Friday, 28 June 2013

Album review: BEADY EYE - BE

Highlights: Flick Of The Finger, Soul Love, Ballroom Figured

If you sit down to write an album review and immediately feel you are not really up to it (after all, what is there to say about Rat Farm other than that is another perfectly serviceable Meat Puppets LP?), don’t just drop the whole thing and do something else. Sit back and review the new Liam Gallagher album. There’s a special kind of perverted joy to the task, and I still find it irresistible.

The catch here is that the new Beady Eye album was produced by Dave Sitek (TV on the Radio). The first thing you would expect is something inventive and adventurous, but while BE (that’s just a wrong title, right? I would have much preferred Bee) does sound more interesting than Different Gear, Still Speeding, the change is hardly all that dramatic. Dave Sitek is reduced to playing David Fincher in The Curious Case Of Benjamin Button. They both tried to change something that, quite simply, could not be changed. There’s nothing you can do about a sappy script or a bloated charisma.
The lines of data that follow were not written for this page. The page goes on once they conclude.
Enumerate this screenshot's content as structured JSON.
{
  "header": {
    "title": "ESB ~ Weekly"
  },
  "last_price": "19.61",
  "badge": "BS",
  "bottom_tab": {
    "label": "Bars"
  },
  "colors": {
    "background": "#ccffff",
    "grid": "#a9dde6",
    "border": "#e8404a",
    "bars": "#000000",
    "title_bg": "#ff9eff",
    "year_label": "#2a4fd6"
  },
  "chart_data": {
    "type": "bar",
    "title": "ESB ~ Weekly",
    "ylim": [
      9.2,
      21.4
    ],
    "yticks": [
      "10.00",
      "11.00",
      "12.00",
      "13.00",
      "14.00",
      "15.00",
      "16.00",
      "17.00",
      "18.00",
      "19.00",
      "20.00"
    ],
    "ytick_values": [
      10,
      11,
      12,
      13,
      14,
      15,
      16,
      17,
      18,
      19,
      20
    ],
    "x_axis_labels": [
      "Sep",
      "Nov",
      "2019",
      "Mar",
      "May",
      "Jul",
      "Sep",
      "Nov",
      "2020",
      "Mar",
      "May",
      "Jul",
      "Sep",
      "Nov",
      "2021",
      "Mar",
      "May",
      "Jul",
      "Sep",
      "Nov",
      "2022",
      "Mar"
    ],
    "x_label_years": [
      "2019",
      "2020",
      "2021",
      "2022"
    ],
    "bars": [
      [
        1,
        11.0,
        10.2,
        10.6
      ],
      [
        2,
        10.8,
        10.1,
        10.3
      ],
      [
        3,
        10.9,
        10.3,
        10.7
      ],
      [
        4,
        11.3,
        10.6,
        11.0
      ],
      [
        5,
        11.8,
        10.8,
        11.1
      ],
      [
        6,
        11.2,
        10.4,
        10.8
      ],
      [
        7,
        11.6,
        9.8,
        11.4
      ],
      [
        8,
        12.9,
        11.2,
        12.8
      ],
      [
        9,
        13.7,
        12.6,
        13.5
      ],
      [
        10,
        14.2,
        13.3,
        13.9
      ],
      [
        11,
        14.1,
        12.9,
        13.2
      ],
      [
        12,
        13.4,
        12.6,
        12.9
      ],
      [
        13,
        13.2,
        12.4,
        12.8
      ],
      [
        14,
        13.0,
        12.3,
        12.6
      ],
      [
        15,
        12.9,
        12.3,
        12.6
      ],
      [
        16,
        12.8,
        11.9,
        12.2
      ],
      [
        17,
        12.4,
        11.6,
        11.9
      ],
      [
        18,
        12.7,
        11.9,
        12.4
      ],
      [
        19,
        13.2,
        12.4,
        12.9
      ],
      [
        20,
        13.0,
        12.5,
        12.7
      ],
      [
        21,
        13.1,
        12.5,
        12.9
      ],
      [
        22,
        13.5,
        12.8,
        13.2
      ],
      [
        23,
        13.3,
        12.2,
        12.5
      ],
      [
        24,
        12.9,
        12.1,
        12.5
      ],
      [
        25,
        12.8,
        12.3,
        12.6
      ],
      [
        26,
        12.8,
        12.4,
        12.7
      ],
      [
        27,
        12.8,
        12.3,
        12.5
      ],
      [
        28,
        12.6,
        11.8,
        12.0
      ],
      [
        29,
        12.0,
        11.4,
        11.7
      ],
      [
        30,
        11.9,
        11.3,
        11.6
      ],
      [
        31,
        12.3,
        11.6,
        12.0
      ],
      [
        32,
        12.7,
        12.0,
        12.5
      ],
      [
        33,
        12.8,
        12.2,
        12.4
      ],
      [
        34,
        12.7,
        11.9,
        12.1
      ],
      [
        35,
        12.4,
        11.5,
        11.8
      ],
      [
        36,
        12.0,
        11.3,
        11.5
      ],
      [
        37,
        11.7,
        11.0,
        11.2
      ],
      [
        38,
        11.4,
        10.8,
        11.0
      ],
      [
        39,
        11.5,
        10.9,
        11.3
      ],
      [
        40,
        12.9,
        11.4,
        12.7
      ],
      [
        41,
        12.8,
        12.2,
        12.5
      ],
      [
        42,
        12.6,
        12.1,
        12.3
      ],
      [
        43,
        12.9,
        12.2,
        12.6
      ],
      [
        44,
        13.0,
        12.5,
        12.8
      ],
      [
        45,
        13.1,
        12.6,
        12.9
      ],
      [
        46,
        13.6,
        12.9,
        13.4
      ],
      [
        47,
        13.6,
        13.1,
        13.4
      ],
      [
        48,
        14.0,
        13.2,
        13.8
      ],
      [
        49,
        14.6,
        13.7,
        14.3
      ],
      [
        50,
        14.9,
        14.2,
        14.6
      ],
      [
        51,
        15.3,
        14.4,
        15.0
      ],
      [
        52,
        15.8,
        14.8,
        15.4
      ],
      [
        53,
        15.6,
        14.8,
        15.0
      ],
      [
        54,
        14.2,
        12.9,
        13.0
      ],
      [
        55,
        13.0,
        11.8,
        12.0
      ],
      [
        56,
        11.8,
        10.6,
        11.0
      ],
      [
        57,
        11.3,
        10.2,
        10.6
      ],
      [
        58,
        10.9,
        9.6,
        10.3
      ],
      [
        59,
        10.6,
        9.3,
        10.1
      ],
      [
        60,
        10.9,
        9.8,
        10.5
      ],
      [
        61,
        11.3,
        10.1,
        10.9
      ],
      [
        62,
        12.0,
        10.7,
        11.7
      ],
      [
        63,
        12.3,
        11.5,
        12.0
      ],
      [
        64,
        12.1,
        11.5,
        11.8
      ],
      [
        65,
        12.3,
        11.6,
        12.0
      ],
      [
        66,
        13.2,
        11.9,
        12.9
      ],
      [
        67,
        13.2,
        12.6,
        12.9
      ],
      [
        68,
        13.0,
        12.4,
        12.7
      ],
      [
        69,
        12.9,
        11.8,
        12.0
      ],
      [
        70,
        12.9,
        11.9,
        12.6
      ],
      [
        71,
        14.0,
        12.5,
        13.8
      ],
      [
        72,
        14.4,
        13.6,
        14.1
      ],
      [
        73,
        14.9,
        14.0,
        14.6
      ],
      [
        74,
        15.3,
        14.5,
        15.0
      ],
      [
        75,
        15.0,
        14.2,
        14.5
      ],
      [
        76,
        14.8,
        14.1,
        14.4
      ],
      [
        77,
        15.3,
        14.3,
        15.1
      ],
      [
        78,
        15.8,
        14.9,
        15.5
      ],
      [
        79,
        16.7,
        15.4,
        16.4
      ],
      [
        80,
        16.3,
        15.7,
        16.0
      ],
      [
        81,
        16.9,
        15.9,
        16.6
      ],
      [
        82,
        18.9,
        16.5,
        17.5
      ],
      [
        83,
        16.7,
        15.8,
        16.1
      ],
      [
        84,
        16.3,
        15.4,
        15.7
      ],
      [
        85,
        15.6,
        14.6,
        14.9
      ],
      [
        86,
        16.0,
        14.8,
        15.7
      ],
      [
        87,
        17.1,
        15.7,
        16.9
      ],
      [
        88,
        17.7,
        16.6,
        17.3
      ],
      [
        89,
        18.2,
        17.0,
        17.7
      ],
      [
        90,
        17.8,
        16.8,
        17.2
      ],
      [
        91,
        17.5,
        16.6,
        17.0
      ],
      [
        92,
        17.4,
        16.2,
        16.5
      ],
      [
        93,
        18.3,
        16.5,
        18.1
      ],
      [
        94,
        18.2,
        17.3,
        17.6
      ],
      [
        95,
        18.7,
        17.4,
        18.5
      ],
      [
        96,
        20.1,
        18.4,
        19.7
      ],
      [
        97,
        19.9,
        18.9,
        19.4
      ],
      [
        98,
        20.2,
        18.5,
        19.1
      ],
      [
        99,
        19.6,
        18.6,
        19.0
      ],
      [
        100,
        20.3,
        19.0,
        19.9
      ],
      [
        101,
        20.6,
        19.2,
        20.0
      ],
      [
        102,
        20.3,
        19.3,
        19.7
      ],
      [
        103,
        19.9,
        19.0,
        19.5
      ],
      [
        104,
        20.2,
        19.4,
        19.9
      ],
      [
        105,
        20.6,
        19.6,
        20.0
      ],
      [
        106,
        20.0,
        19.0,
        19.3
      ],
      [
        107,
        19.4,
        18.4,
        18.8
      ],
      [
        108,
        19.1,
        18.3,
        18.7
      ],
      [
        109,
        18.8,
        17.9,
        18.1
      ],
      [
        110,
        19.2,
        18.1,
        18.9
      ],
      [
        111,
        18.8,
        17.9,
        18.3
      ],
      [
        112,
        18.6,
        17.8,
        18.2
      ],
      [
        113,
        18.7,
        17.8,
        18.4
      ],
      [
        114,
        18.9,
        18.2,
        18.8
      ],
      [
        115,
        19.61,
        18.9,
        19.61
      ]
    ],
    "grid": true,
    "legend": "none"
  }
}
But all that said, I still like this stuff. I’m 26 now, but I’m still touched by the acoustic prettiness of “Ballroom Figured” that doesn’t have an original bone in it. I’m intrigued by the lyrics of the otherwise unremarkable “Second Bite Of The Apple”. I still get a major kick out of the anthemic “Flick Of The Finger” that is Oasis all over again (but of course). I can still get in the intense and intensely generic groove of “Face The Crowd”. I’m still moved by the trite optimism of the closing “Start Anew”. I can even forgive the banal “Don’t Bother Me” with its four minutes of electronic waste. It just works; still, against all odds.

You know exactly what to expect. You know the songwriting is going to be derivative. You know a Gallagher is someone who isn't bothered with artistic growth because he just thinks he is so great. You know Liam is the sort of artist who will easily say that he won’t do it again if his new work fails (which he did). All rather pathetic, really, and all rather enjoyable. Whatever.